Venook A P, Enders Klein C, Fleming G, Hollis D, Leichman C G, Hohl R, Byrd J, Budman D, Villalona M, Marshall J, Rosner G L, Ramirez J, Kastrissios H, Ratain M J
UCSF Cancer Center, University of California at San Francisco, San Francisco, CA 94115-1705, USA.
Ann Oncol. 2003 Dec;14(12):1783-90. doi: 10.1093/annonc/mdg493.
To ascertain if hepatic or renal dysfunction or prior pelvic radiation (XRT) leads to increased toxicity at a given dose of irinotecan and to characterize the pharmacokinetics of irinotecan and its major metabolites in patients with hepatic or renal dysfunction.
Adults with tumors appropriate for irinotecan therapy and who had abnormal liver or renal function tests or had prior radiation to the pelvis were eligible. Patients were assigned to one of four treatment cohorts: I, aspartate aminotransferase (AST) > or = 3x upper limit of normal and direct bilirubin <1.0 mg/dl; II, direct bilirubin 1.0-7.0 mg/dl; III, creatinine 1.6-5.0 mg/dl with normal liver function; IV, prior pelvic XRT with normal liver and renal function. Starting with reduced doses of either 145 or 225 mg/m(2), irinotecan was administered every 3 weeks to at least three patients within each cohort. Irinotecan and its metabolites in the blood were measured in all patients.
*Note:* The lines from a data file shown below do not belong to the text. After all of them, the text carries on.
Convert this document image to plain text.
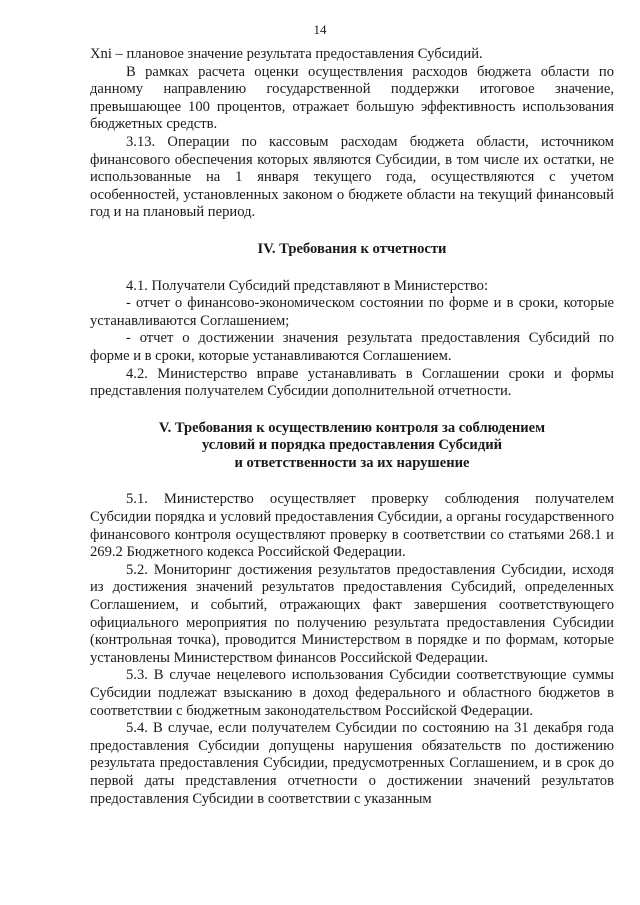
14

Xni – плановое значение результата предоставления Субсидий.

В рамках расчета оценки осуществления расходов бюджета области по данному направлению государственной поддержки итоговое значение, превышающее 100 процентов, отражает большую эффективность использования бюджетных средств.

3.13. Операции по кассовым расходам бюджета области, источником финансового обеспечения которых являются Субсидии, в том числе их остатки, не использованные на 1 января текущего года, осуществляются с учетом особенностей, установленных законом о бюджете области на текущий финансовый год и на плановый период.

IV. Требования к отчетности

4.1. Получатели Субсидий представляют в Министерство:

- отчет о финансово-экономическом состоянии по форме и в сроки, которые устанавливаются Соглашением;

- отчет о достижении значения результата предоставления Субсидий по форме и в сроки, которые устанавливаются Соглашением.

4.2. Министерство вправе устанавливать в Соглашении сроки и формы представления получателем Субсидии дополнительной отчетности.

V. Требования к осуществлению контроля за соблюдением
условий и порядка предоставления Субсидий
и ответственности за их нарушение

5.1. Министерство осуществляет проверку соблюдения получателем Субсидии порядка и условий предоставления Субсидии, а органы государственного финансового контроля осуществляют проверку в соответствии со статьями 268.1 и 269.2 Бюджетного кодекса Российской Федерации.

5.2. Мониторинг достижения результатов предоставления Субсидии, исходя из достижения значений результатов предоставления Субсидий, определенных Соглашением, и событий, отражающих факт завершения соответствующего официального мероприятия по получению результата предоставления Субсидии (контрольная точка), проводится Министерством в порядке и по формам, которые установлены Министерством финансов Российской Федерации.

5.3. В случае нецелевого использования Субсидии соответствующие суммы Субсидии подлежат взысканию в доход федерального и областного бюджетов в соответствии с бюджетным законодательством Российской Федерации.

5.4. В случае, если получателем Субсидии по состоянию на 31 декабря года предоставления Субсидии допущены нарушения обязательств по достижению результата предоставления Субсидии, предусмотренных Соглашением, и в срок до первой даты представления отчетности о достижении значений результатов предоставления Субсидии в соответствии с указанным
Thirty-five patients were evaluable for toxicity. No dose-limiting toxicity was seen in cohort I, although only three patients were treated and at a dose of 225 mg/m(2). Patients with elevations of direct bilirubin had dose-limiting toxicities, even though the starting dose was 145 mg/m(2). These same patients appeared to have comparable exposure to the active metabolite SN-38 as normal patients treated with full-dose irinotecan. Patients with elevations of creatinine or with prior pelvic radiotherapy did not appear to have increased risk of toxicity at the doses explored in this study.
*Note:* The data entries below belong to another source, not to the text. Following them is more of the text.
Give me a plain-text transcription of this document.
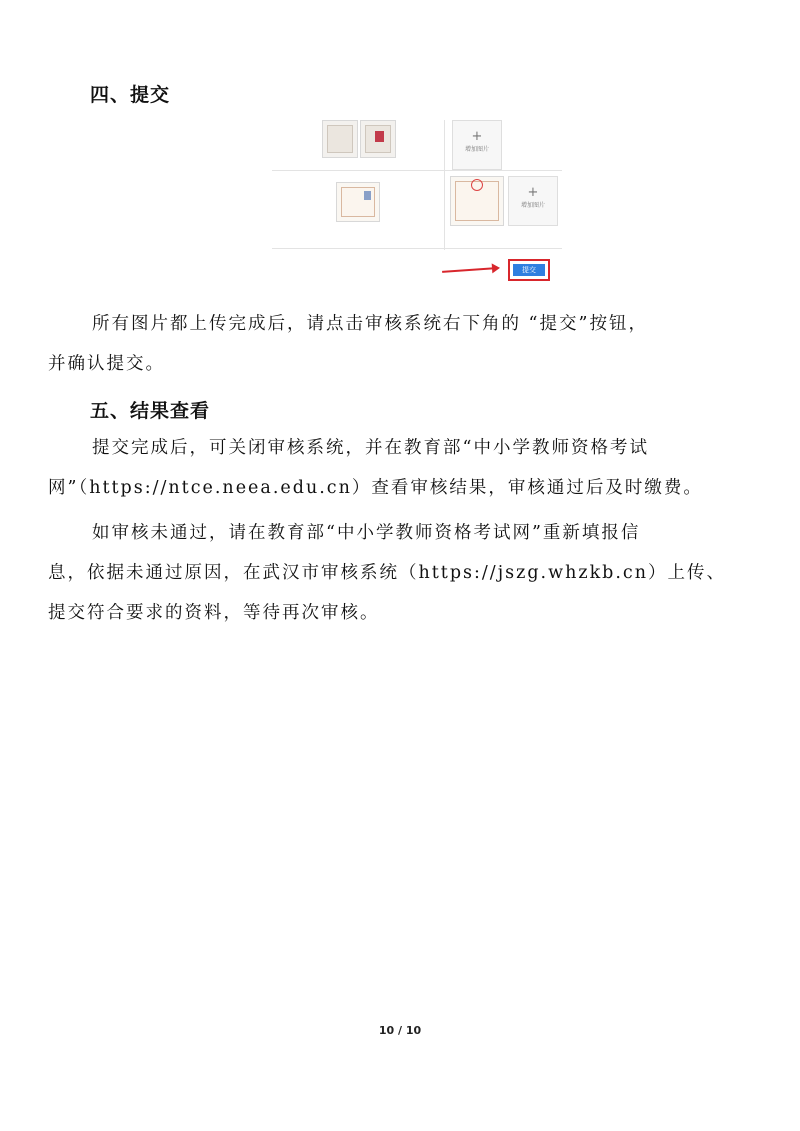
四、提交
+
增加图片
+
增加图片
提交

所有图片都上传完成后，请点击审核系统右下角的 “提交”按钮，
并确认提交。

五、结果查看

提交完成后，可关闭审核系统，并在教育部“中小学教师资格考试
网”（https://ntce.neea.edu.cn）查看审核结果，审核通过后及时缴费。

如审核未通过，请在教育部“中小学教师资格考试网”重新填报信
息，依据未通过原因，在武汉市审核系统（https://jszg.whzkb.cn）上传、
提交符合要求的资料，等待再次审核。

10 / 10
Patients with elevated bilirubin treated with irinotecan have an increased risk of toxicity and a dose reduction is recommended. Patients with elevated AST, creatinine or prior pelvic radiation do not appear to have increased sensitivity to irinotecan, but the data are not adequate to support a specific dosing recommendation.
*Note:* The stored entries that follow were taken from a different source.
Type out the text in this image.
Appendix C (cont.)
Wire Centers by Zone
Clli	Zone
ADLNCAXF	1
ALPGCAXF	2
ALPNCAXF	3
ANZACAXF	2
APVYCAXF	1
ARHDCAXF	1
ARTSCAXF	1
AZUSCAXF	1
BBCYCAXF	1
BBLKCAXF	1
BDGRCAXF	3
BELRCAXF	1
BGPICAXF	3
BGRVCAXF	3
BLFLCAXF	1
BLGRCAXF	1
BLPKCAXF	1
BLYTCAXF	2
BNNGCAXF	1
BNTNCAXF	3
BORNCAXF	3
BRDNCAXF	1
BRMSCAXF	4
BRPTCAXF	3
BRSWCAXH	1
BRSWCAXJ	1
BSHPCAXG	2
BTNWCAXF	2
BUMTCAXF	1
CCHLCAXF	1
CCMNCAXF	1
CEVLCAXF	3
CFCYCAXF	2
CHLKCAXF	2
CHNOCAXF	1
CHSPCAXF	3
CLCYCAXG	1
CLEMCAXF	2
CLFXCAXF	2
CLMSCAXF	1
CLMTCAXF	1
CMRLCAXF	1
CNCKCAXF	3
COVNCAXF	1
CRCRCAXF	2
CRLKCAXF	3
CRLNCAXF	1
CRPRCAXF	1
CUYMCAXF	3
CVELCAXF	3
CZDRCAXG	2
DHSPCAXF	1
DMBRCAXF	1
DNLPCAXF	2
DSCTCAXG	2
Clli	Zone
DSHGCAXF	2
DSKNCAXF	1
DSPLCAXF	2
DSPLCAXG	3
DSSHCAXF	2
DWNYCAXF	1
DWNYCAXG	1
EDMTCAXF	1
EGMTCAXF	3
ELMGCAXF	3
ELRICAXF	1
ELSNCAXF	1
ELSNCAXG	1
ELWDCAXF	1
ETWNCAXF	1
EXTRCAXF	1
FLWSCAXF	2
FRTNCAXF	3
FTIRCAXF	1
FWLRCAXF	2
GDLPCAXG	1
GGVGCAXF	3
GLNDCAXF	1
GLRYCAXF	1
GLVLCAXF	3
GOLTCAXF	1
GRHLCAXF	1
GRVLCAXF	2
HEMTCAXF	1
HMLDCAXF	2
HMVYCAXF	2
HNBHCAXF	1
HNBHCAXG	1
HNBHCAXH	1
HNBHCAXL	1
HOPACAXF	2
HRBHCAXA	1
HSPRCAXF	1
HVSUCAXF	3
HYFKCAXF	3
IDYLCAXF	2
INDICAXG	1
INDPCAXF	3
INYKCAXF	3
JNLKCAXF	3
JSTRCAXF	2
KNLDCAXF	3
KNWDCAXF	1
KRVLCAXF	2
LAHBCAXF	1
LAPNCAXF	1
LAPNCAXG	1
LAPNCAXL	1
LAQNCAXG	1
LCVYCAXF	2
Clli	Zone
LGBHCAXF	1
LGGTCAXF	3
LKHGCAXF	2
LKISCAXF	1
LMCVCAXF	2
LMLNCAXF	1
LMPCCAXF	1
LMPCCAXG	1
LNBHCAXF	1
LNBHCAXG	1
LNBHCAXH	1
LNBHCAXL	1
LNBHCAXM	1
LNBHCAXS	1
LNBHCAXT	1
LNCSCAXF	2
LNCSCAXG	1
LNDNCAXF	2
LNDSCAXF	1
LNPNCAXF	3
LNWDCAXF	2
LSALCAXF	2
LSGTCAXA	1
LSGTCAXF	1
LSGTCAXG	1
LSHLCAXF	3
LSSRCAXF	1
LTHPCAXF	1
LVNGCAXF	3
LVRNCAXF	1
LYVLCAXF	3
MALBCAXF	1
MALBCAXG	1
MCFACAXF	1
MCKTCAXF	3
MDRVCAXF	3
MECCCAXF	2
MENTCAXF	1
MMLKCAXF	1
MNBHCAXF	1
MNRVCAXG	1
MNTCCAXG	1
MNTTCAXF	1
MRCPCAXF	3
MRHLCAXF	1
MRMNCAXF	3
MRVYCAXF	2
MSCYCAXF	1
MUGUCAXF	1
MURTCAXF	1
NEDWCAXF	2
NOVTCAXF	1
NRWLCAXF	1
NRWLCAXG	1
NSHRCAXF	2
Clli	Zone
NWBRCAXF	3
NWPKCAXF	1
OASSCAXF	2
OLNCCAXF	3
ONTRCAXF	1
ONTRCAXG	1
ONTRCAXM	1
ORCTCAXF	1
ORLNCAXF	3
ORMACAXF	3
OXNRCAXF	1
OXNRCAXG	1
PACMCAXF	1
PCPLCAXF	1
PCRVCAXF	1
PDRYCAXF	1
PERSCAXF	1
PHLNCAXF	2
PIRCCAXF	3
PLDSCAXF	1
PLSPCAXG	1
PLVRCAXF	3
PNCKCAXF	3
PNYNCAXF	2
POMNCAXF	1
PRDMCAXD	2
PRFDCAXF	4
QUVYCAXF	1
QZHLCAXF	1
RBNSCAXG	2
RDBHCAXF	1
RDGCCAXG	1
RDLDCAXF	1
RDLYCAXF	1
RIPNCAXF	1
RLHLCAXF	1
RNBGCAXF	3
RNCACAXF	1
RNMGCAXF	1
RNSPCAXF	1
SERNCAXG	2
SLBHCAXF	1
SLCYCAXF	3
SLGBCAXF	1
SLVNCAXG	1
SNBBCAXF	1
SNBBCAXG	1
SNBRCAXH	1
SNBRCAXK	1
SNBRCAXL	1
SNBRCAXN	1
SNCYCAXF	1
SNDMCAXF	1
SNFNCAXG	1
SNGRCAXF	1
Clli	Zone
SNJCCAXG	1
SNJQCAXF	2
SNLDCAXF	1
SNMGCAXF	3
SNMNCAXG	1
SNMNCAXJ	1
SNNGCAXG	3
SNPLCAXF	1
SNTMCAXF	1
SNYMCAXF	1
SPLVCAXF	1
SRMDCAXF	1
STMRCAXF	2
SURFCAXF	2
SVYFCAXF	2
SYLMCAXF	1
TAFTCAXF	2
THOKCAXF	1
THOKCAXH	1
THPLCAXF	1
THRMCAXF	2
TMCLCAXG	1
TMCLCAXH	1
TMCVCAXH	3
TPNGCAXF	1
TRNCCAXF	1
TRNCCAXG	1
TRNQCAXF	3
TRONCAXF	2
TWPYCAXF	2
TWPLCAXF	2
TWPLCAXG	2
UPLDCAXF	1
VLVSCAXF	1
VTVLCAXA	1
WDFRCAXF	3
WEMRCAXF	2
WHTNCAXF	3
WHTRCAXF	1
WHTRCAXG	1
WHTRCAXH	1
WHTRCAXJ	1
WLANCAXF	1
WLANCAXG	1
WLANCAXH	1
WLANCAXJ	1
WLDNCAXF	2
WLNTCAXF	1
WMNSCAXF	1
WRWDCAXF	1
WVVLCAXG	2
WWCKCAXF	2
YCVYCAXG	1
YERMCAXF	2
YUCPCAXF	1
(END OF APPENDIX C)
确定肝功能或肾功能不全或既往盆腔放疗(XRT)是否会导致在给予特定剂量伊立替康时毒性增加,并描述伊立替康及其主要代谢产物在肝功能或肾功能不全患者中的药代动力学特征。
适合接受伊立替康治疗、肝功能或肾功能检查异常或既往接受过盆腔放疗的成年患者符合条件。患者被分配到四个治疗队列之一:队列I,天冬氨酸转氨酶(AST)>或=正常上限的3倍且直接胆红素<1.0mg/dl;队列II,直接胆红素1.0 - 7.0mg/dl;队列III,肌酐1.6 - 5.0mg/dl且肝功能正常;队列IV,既往盆腔XRT且肝功能和肾功能正常。从145或225mg/m²的降低剂量开始,每3周给每个队列中的至少三名患者使用伊立替康。对所有患者测量血液中的伊立替康及其代谢产物。
35名患者可评估毒性。队列I中未观察到剂量限制性毒性,尽管仅三名患者接受了治疗且剂量为225mg/m²。直接胆红素升高的患者出现了剂量限制性毒性,尽管起始剂量为145mg/m²。这些患者似乎与接受全剂量伊立替康治疗的正常患者对活性代谢产物SN - 38的暴露相当。肌酐升高的患者或既往接受盆腔放疗的患者在本研究探索的剂量下似乎没有增加的毒性风险。
接受伊立替康治疗的胆红素升高患者毒性风险增加,建议降低剂量。AST、肌酐升高或既往接受盆腔放疗的患者似乎对伊立替康没有增加的敏感性,但数据不足以支持特定的给药建议。